À propos des affaires Lambert et Bonnemaison
Paris Notre-Dame du 3 juillet 2014
P. N.-D. – La question de l’euthanasie refait surface dans l’actualité de notre pays, avec la concomitance des affaires Lambert et Bonnemaison.Que pointent-elles du doigt ?
Cardinal André Vingt-Trois – Ces deux affaires ne sont liées que par l’actualité, mais il ne s’agit évidemment pas de la même situation. La cour d’assises qui a examiné le cas du docteur Bonnemaison a rendu un jugement « ordinaire », tandis que l’arrêt du Conseil d’État est une prise de position sur la légalité de décisions prises antérieurement, qu’il ne juge pas sur le fond. L’amalgame a consisté à faire croire qu’il s’agissait à chaque fois de la question de l’euthanasie, or les deux situations sont très différentes.
P.N.-D. - Le tribunal a acquitté le docteur Bonnemaison, qui a pourtant volontairement causé la mort de plusieurs patients par des injections létales. Pour quelle raison ?

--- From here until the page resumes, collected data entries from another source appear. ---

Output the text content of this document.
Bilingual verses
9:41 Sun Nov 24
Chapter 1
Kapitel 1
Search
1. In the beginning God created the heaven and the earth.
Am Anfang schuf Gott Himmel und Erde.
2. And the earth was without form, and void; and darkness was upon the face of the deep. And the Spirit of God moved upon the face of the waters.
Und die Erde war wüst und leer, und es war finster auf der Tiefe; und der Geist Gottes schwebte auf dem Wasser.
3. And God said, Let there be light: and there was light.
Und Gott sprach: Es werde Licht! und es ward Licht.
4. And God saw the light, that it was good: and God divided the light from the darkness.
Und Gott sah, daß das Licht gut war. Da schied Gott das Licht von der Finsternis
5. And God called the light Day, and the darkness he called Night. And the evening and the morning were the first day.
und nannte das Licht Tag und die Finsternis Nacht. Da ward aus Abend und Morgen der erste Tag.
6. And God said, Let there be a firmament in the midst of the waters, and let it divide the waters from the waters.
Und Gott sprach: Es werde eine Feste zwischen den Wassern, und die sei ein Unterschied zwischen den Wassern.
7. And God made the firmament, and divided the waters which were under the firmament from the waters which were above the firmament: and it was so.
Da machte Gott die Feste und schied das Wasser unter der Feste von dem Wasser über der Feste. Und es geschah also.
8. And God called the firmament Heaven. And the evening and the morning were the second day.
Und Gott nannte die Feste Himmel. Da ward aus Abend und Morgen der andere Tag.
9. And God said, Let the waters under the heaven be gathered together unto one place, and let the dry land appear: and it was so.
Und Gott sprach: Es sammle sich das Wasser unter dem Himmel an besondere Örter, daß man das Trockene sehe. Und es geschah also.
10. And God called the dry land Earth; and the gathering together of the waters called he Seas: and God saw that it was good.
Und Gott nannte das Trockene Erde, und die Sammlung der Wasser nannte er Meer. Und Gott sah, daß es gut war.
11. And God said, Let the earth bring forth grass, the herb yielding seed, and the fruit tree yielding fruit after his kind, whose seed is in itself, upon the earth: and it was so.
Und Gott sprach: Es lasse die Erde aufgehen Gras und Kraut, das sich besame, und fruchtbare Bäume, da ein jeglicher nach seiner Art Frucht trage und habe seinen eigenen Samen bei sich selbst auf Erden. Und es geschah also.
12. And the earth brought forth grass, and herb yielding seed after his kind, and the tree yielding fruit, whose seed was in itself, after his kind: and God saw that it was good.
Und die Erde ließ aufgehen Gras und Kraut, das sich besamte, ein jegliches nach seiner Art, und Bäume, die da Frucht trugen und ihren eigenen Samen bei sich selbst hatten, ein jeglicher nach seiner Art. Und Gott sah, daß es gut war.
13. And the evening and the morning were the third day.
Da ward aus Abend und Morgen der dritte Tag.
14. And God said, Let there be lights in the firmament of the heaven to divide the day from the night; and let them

Card. A.V.-T.– Il me semble que le tribunal a plus jugé les intentions de ce médecin que la matérialité de ses actes, c’est-à-dire qu’il a exclu tout projet criminel et retenu la volonté de « soulager ». Mais cela n’efface pas les actes posés qui existent toujours. Le fait qu’une loi interdise l’euthanasie permet précisément de ne pas passer aux actes et de prendre conscience des motivations qui pousseraient à poser un tel acte. Ici, on joue sur le levier de la « compassion ». Mais on pourrait imaginer des euthanasies pour des raisons d’intérêt ou autres. Sur ce registre de la « compassion », il y a quelques années à Versailles, une infirmière jugée pour des actes similaires n’avait pas bénéficié de la même clémence. C’est le jeu habituel des tribunaux, et particulièrement des tribunaux populaires. Derrière tout cela, c’est évidemment la question de la légitimité de donner la mort à quelqu’un qui est posée.
P. N.-D. - Concernant le cas de Vincent Lambert, on se retrouve face à une situation complexe, dans laquelle la Cour européenne des droits de l’homme a suspendu l’arrêt du Conseil d’Etat demandant la suspension de l’alimentation et de l’hydratation du malade. Qu’est-ce qui est en jeu ?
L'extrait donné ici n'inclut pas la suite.